Accession Number : ADA308652
Title : An Examination of Foreign Involvement in Civil Wars: Somalia 1991 to -, Afghanistan 1979 to.
Descriptive Note : Master's thesis,
Corporate Author : ARIZONA UNIV TUCSON
Personal Author(s) : Franks, Michael J.
PDF Url : ADA308652
Report Date : 1996
Pagination or Media Count : 145
Abstract : Foreign involvement in Somalia and Afghanistan has included military aid such as hardware and training, and humanitarian aid including assistance with infrastructure improvements and food. This research showed that the effects of foreign involvement in the internal affairs of Somalia and Afghanistan were not seriously investigated, nor the long-term ramifications of foreign military and humanitarian aid sufficiently analyzed to allow the interdicting powers to adequately predict the impacts of intervention.
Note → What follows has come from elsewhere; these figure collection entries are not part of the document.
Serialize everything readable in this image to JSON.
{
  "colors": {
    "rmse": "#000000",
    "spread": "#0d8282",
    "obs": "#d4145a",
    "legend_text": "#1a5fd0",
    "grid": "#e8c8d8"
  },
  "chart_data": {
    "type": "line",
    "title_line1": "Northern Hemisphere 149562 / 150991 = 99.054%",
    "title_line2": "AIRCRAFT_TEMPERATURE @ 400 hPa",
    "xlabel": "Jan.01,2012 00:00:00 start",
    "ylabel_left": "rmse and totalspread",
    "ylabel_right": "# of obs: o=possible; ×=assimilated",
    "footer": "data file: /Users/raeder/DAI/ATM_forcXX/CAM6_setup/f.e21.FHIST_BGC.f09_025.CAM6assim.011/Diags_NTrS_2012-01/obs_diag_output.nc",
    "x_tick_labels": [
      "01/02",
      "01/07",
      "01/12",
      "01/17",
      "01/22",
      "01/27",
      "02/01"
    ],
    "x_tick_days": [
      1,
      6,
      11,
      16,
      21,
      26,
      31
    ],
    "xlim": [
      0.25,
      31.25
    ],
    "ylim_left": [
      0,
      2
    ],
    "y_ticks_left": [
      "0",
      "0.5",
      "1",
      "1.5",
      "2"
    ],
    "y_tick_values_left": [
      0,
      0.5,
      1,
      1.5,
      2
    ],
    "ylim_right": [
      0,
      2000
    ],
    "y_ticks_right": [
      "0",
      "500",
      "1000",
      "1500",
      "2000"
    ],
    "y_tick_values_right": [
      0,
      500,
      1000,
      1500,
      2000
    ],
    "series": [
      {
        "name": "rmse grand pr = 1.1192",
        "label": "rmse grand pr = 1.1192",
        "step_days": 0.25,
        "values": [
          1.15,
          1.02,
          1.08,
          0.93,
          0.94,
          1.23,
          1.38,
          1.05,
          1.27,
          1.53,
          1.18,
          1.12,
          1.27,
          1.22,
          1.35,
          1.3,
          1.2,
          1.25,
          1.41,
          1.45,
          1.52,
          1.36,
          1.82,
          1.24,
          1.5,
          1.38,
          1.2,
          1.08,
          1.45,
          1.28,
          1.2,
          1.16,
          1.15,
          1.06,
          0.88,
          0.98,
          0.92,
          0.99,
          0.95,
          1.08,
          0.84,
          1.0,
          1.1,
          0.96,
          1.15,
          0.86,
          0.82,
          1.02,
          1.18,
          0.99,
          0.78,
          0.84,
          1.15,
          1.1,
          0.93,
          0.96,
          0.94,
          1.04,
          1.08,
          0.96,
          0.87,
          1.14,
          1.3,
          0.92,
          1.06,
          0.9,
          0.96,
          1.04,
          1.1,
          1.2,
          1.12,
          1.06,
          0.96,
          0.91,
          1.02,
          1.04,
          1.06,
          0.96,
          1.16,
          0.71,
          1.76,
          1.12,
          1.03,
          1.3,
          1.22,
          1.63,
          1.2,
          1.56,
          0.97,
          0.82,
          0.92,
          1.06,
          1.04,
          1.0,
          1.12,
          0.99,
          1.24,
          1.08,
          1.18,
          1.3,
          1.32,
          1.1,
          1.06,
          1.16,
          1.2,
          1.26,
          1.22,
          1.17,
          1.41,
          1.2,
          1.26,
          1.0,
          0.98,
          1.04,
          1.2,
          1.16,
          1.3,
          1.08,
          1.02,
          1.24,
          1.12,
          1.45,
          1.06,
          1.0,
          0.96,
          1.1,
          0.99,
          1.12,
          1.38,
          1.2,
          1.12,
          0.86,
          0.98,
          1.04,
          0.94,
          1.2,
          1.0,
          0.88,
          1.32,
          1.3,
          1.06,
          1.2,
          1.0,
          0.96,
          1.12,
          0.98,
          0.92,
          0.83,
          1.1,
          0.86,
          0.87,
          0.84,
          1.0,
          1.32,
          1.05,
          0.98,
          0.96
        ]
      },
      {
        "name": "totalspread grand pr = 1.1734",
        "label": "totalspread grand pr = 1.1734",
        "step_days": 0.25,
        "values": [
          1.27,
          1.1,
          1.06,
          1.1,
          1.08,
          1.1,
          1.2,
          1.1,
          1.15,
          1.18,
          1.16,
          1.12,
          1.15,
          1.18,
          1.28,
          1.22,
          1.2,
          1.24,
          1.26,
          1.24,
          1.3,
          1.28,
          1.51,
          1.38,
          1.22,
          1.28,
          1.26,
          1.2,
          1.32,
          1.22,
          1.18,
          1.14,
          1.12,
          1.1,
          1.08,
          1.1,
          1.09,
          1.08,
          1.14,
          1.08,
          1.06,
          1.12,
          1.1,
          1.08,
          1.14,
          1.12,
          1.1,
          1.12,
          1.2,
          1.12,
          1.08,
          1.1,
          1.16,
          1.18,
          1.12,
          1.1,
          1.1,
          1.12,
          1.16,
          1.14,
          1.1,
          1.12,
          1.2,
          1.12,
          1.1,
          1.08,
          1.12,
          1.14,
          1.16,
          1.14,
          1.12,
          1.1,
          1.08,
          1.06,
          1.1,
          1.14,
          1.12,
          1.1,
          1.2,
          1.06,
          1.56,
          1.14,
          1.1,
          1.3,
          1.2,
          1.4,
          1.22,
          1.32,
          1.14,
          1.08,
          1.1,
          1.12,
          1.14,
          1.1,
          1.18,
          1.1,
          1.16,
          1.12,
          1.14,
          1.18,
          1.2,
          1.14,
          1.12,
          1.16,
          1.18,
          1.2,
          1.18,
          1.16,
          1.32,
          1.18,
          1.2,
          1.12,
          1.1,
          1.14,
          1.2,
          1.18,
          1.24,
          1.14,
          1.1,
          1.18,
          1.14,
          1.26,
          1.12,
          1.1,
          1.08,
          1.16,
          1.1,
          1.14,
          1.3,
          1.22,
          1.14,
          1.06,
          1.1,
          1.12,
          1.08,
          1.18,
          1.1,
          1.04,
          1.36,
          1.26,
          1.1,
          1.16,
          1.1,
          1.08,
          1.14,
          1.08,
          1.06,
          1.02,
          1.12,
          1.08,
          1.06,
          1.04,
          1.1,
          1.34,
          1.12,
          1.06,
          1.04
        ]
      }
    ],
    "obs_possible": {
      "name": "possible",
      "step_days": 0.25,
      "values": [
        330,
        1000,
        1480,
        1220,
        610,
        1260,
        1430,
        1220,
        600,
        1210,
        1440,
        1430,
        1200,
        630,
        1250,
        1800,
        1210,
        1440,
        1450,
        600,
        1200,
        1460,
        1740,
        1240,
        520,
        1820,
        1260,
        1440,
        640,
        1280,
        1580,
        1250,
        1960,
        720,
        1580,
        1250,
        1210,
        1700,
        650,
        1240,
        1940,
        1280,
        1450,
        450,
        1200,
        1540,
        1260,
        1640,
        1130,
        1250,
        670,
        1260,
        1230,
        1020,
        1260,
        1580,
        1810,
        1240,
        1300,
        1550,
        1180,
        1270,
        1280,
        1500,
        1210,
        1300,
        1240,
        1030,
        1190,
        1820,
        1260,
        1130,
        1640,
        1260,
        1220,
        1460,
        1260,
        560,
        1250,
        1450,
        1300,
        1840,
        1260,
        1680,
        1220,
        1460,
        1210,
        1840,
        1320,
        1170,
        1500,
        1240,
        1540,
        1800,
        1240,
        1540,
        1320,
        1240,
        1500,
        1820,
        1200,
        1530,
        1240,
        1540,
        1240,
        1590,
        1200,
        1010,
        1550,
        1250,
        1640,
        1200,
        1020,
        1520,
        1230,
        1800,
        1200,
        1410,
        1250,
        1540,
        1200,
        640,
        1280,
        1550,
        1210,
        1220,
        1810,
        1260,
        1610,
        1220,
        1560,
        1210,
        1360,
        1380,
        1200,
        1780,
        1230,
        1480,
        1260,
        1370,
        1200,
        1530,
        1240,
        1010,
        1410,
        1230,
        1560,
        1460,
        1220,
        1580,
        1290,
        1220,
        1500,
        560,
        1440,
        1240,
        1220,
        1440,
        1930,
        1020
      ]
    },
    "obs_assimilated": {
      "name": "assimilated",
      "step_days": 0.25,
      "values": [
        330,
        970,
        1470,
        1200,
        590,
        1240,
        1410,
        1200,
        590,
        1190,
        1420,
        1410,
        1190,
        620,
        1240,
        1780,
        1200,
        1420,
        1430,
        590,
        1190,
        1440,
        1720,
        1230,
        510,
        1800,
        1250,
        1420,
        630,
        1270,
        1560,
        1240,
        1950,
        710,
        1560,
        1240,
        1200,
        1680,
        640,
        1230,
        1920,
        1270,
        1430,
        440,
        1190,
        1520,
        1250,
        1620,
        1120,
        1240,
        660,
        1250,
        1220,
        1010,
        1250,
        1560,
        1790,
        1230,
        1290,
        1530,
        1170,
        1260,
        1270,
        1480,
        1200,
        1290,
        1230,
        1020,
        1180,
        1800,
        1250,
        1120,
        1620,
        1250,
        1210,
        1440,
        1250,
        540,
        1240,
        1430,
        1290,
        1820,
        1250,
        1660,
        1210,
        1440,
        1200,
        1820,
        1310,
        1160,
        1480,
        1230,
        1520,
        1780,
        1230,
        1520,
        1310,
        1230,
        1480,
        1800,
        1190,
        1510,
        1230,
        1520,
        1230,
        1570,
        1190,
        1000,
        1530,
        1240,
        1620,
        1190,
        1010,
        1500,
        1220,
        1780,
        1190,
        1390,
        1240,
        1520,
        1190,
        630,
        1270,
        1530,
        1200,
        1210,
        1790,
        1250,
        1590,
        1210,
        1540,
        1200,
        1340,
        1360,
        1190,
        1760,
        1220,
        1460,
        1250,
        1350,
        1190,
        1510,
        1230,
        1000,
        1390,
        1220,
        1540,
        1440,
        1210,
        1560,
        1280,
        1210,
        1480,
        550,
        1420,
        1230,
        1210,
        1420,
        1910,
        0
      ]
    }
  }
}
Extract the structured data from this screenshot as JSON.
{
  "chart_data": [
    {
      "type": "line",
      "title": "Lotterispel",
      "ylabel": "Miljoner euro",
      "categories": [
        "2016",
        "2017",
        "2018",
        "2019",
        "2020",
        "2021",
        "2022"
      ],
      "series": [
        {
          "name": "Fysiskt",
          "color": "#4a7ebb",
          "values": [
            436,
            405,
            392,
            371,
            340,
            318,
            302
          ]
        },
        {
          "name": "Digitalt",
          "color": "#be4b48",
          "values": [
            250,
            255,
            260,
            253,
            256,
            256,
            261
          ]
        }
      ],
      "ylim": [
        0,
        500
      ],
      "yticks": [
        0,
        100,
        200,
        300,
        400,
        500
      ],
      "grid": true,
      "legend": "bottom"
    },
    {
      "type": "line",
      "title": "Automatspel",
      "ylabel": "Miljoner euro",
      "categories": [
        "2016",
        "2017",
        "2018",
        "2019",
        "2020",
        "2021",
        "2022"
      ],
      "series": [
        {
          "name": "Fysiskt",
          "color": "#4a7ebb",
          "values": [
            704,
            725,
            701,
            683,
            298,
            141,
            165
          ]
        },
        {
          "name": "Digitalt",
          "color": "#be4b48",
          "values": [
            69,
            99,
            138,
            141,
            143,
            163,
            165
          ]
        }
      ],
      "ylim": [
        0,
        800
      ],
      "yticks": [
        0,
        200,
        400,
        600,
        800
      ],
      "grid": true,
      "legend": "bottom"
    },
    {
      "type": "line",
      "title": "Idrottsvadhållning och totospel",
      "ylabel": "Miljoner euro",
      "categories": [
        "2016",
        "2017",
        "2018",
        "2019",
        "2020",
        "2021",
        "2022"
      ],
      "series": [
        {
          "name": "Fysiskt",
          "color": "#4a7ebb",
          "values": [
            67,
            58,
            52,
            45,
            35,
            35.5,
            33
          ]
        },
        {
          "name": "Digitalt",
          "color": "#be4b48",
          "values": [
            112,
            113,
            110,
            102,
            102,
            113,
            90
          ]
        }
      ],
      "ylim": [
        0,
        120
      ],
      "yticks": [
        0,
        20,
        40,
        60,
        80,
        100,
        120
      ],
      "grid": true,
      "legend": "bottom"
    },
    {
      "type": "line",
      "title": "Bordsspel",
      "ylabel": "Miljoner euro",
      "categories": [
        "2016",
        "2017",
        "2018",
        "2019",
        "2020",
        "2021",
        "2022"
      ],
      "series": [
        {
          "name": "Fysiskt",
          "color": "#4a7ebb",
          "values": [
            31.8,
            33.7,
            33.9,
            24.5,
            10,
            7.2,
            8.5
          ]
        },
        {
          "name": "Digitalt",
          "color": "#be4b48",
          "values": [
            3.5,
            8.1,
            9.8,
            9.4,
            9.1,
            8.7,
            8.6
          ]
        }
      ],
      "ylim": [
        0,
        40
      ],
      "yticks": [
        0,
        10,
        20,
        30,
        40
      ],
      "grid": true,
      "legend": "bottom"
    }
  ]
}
Foreign involvement has been a contributing factor in the present unstable conditions in Somalia and Afghanistan and has not helped them attain the goal of national direction and independence, however, tribalism in its various forms must account for the instability experienced in both Somalia and Afghanistan. Tribalism manifests itself in many forms including favoritism in governmental appointments, and regional distribution of aid dollars and food. In both these societies members consider themselves a component of a family or a clan/tribe first, their national identity follows and is much less important. Any amount of aid will not bring about national stability or a nationalist state of mind in populations so intensely tribal. To support these findings historical examples and the present situations are discussed.
Descriptors : *MILITARY ASSISTANCE, *INTERNATIONAL RELATIONS, STABILITY, WARFARE, DISTRIBUTION, POPULATION, INTERNAL, SOMALIA, FOOD, INTERVENTION, AFGHANISTAN, CIVIL DISTURBANCES.